When the house of cards tumbled and it looked like major banks were going to crumble under the weight of their own irresponsible actions. The government stepped. With our money. This was absolutely necessary and the banks knew it was necessary. Why was it necessary? Well in 1999 we repealed Glass-Steagall. A bill introduced and passed after the great depression that made it illegal for investment banks (risk taking gamblers) to gamble with the money of people’s savings accounts. When that got repealed, massive numbers of consumer banks merged with massive numbers of investment banks. And the money they were lending that caused the crash was the money in the average joe’s savings account. If the government hadn’t stepped in, everybody would have lost everything again.
So come back to this, the socialization of risk, and the privatization of profits. If one of these major banks makes bad decisions, the American people absorb the losses, and when their bad decisions work out, the banks pocket the profits.
This is a gross simplification of everything that happened and I suggest if you wish to come to a better understanding of why everything is so messed up right now, you check out books by Ph.D.’s in economics. I’m just a humble college dropout.
I’m still not done though. All the above was to demonstrate what I mean by the socialization of risk and the privatization of profits, and thus demonstrate what I mean when I make a distinction between de-regulation, and re-regulation. The government didn’t just tell F&F they could make these loans, they incentivised them to do so by threat of punishment should they not, and promise of reward if they did do this thing.

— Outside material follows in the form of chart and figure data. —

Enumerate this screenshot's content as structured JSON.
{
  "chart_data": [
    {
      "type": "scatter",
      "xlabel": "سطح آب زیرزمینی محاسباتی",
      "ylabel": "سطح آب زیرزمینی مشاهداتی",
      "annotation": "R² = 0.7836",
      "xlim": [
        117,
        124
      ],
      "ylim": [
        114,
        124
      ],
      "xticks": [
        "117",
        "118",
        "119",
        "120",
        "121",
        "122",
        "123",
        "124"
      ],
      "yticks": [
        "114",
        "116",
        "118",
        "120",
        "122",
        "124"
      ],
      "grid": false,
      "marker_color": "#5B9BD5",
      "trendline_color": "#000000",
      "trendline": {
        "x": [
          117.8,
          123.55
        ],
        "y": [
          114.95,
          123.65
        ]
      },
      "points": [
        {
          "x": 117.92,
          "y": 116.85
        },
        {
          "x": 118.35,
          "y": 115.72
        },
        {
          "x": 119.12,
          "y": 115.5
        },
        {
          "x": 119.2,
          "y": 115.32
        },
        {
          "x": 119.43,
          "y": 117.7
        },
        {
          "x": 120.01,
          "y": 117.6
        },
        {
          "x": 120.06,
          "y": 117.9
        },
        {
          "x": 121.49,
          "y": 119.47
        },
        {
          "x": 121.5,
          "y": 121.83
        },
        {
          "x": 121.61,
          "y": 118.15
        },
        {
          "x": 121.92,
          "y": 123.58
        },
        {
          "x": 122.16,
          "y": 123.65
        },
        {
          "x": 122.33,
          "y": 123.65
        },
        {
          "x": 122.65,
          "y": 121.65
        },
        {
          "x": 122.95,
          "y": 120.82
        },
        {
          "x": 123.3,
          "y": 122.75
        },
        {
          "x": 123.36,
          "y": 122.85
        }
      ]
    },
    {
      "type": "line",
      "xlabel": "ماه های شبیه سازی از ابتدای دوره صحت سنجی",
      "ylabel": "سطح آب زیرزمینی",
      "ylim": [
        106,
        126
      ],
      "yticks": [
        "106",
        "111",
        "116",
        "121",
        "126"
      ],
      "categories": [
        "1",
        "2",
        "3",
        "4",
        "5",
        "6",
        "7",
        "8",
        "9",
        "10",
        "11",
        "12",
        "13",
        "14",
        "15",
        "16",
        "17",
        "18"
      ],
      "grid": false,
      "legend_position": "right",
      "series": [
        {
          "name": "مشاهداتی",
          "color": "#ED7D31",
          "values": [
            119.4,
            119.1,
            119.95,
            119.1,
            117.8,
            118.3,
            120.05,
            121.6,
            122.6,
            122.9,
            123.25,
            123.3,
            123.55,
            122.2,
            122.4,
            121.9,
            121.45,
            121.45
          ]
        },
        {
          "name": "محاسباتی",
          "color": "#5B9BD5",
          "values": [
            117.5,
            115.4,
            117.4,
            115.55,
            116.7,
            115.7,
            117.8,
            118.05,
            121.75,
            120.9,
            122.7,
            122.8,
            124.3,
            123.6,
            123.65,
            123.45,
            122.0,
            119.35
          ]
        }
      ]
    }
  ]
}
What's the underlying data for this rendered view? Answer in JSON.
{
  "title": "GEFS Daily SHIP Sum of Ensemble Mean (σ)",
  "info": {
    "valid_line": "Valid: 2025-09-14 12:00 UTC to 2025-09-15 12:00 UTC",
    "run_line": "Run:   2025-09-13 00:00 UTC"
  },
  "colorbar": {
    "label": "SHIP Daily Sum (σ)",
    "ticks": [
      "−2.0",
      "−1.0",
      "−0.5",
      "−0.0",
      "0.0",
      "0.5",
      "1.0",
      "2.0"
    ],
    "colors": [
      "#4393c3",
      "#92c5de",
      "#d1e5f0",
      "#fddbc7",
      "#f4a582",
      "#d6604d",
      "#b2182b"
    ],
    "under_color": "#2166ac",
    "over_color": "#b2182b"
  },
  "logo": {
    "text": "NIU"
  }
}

See how the market isn’t free? So if we don’t live in a capitalist country, then what is this? Well, it’s a new thing. Which is convenient for the politicians. When we were fighting fascists in WWII and communists during the cold war we ran our propaganda machines pretty hard against them. Neither of those things would fly in this country. Not blatantly.
So what we have is possibly worse. We have massive corporations that control the vast majority of wealth in this country. The total assets of the six largest banks in the country total 63% GDP. That is some incredibly buying power. If those banks fail by the way, we have seen, they will be bailed out with our money. When they make massive profits, they keep most of it for themselves. What do they do with this money? Well they’d like us to think they spend it all on jets and yachts, and expensive champaign. In reality, they leverage their buying power in the political marketplace. Around 90% of candidates elected in this country are those with the most money. Where does that money come from? Well of the greatest contributors to each of 2012’s presidential candidates. Goldman Sachs, Citigroup, J.P. Morgan Chase, and Morgan Stanley contributed to both of them. That’s just the official numbers. Who knows how many loopholes are exploited to ensure that major financial institutions can swing elections as they please? I do not. I expect it’s more than a few.

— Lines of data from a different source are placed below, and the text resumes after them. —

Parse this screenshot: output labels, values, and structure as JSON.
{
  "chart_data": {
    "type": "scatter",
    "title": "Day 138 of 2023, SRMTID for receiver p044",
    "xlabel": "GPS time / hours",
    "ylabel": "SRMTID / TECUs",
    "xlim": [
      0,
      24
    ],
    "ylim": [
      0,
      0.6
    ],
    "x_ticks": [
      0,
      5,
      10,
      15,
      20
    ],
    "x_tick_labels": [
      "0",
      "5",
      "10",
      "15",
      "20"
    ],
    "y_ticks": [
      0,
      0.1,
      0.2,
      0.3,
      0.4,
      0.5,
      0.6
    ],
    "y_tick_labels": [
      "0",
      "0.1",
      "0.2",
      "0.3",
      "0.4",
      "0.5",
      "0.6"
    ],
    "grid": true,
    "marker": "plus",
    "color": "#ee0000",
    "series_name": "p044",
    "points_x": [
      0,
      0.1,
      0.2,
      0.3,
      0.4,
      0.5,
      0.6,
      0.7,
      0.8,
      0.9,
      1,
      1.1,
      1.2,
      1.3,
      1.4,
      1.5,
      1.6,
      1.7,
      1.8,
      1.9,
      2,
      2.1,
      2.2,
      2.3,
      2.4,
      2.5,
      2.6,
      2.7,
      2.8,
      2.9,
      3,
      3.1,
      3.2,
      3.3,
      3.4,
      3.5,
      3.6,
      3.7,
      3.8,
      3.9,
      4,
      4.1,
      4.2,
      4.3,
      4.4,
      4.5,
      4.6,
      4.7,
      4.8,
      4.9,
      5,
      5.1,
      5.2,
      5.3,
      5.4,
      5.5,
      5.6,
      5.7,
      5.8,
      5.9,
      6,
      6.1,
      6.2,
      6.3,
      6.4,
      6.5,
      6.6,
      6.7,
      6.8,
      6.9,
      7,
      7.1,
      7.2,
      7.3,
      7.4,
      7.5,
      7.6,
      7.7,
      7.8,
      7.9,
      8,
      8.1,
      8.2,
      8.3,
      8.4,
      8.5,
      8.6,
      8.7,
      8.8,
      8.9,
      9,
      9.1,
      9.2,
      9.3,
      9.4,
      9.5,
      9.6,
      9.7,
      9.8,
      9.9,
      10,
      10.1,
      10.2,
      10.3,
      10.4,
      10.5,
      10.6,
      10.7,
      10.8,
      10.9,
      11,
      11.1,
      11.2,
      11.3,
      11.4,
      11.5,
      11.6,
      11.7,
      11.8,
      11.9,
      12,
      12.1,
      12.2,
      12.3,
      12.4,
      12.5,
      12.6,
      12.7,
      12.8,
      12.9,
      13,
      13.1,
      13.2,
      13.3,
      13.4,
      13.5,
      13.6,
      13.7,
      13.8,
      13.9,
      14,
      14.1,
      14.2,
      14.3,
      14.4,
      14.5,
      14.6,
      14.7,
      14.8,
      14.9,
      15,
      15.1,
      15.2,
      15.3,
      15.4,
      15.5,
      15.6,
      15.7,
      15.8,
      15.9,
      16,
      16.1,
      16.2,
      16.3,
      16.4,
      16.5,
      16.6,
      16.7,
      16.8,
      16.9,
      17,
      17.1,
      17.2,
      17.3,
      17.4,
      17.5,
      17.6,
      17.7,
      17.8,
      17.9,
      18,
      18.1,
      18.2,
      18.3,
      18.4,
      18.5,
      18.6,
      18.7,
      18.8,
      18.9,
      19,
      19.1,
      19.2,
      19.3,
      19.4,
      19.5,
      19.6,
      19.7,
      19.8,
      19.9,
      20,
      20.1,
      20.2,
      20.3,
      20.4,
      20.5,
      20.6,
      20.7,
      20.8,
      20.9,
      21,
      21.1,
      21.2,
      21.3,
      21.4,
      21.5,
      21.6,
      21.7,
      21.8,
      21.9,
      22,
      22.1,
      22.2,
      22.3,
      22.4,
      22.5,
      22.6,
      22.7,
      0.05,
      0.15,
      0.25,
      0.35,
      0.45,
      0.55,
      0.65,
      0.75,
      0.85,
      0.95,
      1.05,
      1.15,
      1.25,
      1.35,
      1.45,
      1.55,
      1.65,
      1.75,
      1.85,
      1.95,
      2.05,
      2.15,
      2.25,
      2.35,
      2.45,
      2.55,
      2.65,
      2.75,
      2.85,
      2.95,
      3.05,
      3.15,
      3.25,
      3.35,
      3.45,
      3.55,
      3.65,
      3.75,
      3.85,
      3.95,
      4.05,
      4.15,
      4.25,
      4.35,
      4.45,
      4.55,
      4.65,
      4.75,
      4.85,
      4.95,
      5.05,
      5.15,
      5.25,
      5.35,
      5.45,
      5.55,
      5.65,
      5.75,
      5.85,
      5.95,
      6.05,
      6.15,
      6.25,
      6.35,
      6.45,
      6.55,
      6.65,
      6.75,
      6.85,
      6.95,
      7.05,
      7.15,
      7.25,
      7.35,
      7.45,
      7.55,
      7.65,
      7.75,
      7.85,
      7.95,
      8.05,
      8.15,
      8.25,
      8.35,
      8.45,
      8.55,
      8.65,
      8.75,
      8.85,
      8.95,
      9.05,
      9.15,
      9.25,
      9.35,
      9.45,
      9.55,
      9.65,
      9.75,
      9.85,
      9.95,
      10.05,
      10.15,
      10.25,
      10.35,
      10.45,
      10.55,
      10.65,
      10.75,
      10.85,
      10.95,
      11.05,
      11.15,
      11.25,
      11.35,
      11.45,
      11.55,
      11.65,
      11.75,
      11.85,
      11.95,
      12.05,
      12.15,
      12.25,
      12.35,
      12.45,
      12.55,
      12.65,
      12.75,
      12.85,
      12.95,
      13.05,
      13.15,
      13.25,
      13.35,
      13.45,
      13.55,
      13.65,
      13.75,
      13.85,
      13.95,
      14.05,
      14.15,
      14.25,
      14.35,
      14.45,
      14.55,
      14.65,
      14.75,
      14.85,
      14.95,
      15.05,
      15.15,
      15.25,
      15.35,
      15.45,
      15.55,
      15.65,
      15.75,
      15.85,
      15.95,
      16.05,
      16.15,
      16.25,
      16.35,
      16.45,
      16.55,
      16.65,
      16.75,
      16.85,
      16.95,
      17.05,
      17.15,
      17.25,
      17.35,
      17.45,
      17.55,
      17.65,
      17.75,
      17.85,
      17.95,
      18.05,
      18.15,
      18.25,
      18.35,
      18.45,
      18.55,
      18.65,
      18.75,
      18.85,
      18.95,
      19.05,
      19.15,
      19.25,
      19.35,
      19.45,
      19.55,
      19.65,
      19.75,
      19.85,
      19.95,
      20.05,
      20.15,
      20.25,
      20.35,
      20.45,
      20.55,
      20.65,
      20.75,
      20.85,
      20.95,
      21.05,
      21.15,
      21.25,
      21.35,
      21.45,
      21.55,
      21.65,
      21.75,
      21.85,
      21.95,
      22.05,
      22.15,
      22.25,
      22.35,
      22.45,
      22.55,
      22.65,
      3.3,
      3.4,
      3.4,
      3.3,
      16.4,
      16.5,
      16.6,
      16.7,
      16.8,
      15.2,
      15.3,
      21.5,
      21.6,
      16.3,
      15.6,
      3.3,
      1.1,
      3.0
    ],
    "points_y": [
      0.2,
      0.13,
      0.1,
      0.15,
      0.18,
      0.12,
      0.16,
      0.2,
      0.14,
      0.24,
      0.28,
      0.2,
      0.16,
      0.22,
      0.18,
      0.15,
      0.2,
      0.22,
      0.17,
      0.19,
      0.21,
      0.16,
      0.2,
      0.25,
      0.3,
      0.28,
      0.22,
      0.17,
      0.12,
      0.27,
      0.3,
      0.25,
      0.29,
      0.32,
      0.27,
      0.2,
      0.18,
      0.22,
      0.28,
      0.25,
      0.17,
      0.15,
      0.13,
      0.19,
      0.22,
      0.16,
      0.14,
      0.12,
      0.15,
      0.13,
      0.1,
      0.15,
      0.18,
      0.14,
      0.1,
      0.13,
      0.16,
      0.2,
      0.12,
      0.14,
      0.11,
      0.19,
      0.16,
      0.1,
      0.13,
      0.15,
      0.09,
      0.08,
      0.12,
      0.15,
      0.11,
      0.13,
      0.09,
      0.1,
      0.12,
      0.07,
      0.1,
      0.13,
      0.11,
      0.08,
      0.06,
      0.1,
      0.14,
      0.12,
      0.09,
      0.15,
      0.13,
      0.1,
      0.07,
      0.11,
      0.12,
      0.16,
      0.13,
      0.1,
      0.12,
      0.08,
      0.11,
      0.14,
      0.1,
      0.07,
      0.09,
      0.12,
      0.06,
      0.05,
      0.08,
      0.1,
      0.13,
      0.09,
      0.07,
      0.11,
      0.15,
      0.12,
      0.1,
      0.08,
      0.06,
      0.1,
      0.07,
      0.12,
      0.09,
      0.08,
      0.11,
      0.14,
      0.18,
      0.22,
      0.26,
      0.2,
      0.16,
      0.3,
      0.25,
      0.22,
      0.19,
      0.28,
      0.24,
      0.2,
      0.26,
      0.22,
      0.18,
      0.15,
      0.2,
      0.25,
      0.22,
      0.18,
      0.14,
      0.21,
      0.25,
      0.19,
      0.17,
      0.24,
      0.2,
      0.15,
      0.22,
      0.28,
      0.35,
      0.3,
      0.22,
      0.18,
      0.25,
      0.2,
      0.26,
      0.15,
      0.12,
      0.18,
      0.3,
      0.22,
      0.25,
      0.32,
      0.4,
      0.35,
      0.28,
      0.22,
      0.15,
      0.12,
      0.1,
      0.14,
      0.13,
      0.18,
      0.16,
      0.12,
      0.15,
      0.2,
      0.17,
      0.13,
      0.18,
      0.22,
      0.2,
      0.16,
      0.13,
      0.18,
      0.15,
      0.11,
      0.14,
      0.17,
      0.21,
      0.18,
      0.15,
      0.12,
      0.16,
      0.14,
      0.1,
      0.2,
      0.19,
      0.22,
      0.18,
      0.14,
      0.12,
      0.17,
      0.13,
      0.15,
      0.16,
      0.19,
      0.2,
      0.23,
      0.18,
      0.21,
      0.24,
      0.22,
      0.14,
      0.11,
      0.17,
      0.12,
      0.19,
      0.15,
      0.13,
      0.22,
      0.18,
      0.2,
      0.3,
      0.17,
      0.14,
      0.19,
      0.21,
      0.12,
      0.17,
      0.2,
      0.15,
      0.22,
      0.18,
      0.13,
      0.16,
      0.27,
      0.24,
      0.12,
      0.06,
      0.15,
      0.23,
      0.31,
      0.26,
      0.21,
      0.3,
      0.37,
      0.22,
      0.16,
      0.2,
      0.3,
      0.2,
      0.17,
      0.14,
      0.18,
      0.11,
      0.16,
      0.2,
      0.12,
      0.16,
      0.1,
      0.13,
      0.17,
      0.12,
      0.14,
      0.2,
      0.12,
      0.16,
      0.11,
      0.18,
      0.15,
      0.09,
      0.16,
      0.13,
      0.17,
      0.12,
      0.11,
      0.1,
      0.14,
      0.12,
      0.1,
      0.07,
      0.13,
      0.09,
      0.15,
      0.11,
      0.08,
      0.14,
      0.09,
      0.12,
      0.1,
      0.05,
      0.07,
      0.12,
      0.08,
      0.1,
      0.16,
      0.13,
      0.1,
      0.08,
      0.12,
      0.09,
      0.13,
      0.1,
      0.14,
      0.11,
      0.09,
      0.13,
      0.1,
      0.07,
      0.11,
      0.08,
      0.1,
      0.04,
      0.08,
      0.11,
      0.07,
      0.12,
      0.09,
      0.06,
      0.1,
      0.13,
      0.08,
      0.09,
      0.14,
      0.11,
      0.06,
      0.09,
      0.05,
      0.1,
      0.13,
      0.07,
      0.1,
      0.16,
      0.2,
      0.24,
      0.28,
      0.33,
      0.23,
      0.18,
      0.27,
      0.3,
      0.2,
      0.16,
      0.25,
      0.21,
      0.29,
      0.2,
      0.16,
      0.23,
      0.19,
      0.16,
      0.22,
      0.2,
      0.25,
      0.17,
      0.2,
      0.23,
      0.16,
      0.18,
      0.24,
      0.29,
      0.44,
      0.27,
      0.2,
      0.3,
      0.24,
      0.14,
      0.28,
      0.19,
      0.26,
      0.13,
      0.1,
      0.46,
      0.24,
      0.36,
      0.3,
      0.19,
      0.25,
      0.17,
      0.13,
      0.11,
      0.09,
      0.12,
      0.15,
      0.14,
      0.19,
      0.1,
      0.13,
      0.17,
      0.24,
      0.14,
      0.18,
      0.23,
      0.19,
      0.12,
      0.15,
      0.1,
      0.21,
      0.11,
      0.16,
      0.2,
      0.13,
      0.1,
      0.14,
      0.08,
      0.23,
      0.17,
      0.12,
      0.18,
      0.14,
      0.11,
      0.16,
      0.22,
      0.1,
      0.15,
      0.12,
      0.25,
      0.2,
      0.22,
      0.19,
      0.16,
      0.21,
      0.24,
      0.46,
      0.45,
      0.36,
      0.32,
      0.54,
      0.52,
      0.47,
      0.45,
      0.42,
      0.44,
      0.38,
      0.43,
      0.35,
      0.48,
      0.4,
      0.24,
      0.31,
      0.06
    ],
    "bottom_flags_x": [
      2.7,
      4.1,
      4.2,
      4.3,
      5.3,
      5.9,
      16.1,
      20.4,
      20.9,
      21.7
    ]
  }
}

So here is what we know. The major financial institutions have the greatest sway over who is elected to office (money). The politicians that have been elected with the money of those institutions recently re-regulated the financial industry to enable those in that industry to make a significant amount of money in the short term. The government also then handed over taxpayer dollars when the house of cards fell.

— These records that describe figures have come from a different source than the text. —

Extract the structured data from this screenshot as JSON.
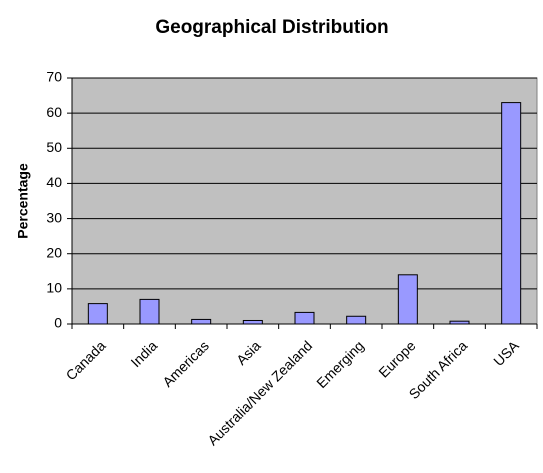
{
  "chart_data": {
    "type": "bar",
    "title": "Geographical Distribution",
    "y_label": "Percentage",
    "categories": [
      "Canada",
      "India",
      "Americas",
      "Asia",
      "Australia/New Zealand",
      "Emerging",
      "Europe",
      "South Africa",
      "USA"
    ],
    "values": [
      5.8,
      7,
      1.3,
      1,
      3.3,
      2.2,
      14,
      0.8,
      63
    ],
    "color": "#9999ff",
    "ylim": [
      0,
      70
    ],
    "yticks": [
      0,
      10,
      20,
      30,
      40,
      50,
      60,
      70
    ],
    "grid": true
  }
}
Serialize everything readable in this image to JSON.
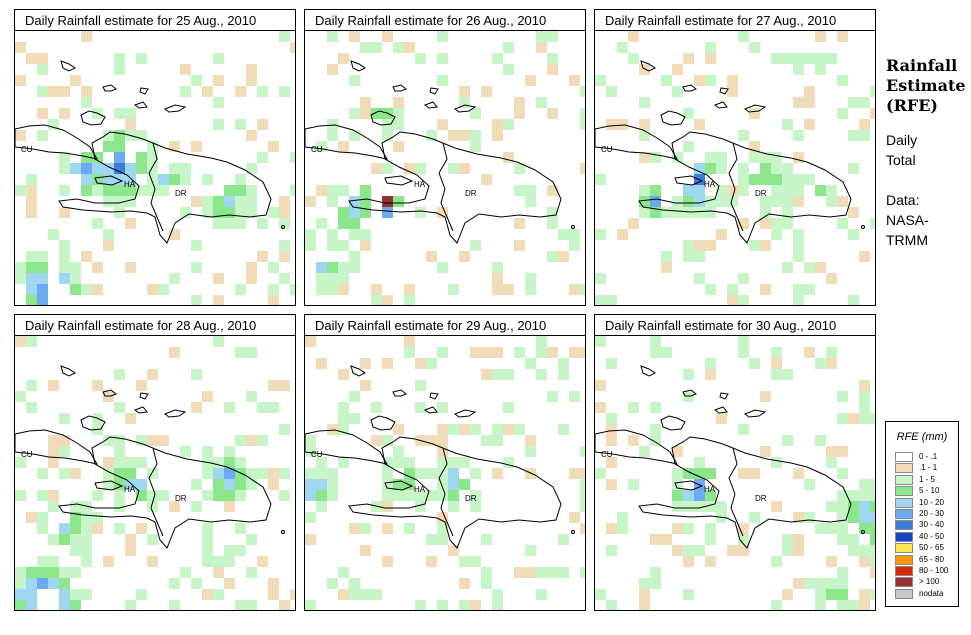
{
  "panels": [
    {
      "title": "Daily Rainfall estimate for  25 Aug., 2010",
      "labels": {
        "cuba": "CU",
        "haiti": "HA",
        "dr": "DR"
      }
    },
    {
      "title": "Daily Rainfall estimate for  26 Aug., 2010",
      "labels": {
        "cuba": "CU",
        "haiti": "HA",
        "dr": "DR"
      }
    },
    {
      "title": "Daily Rainfall estimate for  27 Aug., 2010",
      "labels": {
        "cuba": "CU",
        "haiti": "HA",
        "dr": "DR"
      }
    },
    {
      "title": "Daily Rainfall estimate for  28 Aug., 2010",
      "labels": {
        "cuba": "CU",
        "haiti": "HA",
        "dr": "DR"
      }
    },
    {
      "title": "Daily Rainfall estimate for  29 Aug., 2010",
      "labels": {
        "cuba": "CU",
        "haiti": "HA",
        "dr": "DR"
      }
    },
    {
      "title": "Daily Rainfall estimate for  30 Aug., 2010",
      "labels": {
        "cuba": "CU",
        "haiti": "HA",
        "dr": "DR"
      }
    }
  ],
  "side": {
    "title_line1": "Rainfall",
    "title_line2": "Estimate",
    "title_line3": "(RFE)",
    "period_line1": "Daily",
    "period_line2": "Total",
    "source_line1": "Data:",
    "source_line2": "NASA-",
    "source_line3": "TRMM"
  },
  "legend": {
    "title": "RFE (mm)",
    "items": [
      {
        "label": "0 - .1",
        "color": "#ffffff"
      },
      {
        "label": ".1 - 1",
        "color": "#f0dcb9"
      },
      {
        "label": "1 - 5",
        "color": "#c8f5c8"
      },
      {
        "label": "5 - 10",
        "color": "#8ce68c"
      },
      {
        "label": "10 - 20",
        "color": "#a0d7f0"
      },
      {
        "label": "20 - 30",
        "color": "#6eaaf0"
      },
      {
        "label": "30 - 40",
        "color": "#3c7ddc"
      },
      {
        "label": "40 - 50",
        "color": "#1446c8"
      },
      {
        "label": "50 - 65",
        "color": "#ffe650"
      },
      {
        "label": "65 - 80",
        "color": "#ff9600"
      },
      {
        "label": "80 - 100",
        "color": "#dc2800"
      },
      {
        "label": "> 100",
        "color": "#963232"
      },
      {
        "label": "nodata",
        "color": "#c8c8c8"
      }
    ]
  }
}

Bank of America recently was found to be foreclosing on homes they couldn’t actually prove they owned. Last time I checked a poor person can go to prison for stealing a car. Bank of America was stealing the homes of thousands of people and they just got fined.
In the end, the name of this kind of government will be determined by future generations. For now, I’ll just have to sum it up by saying: I don’t know what to call it, but it sure does suck.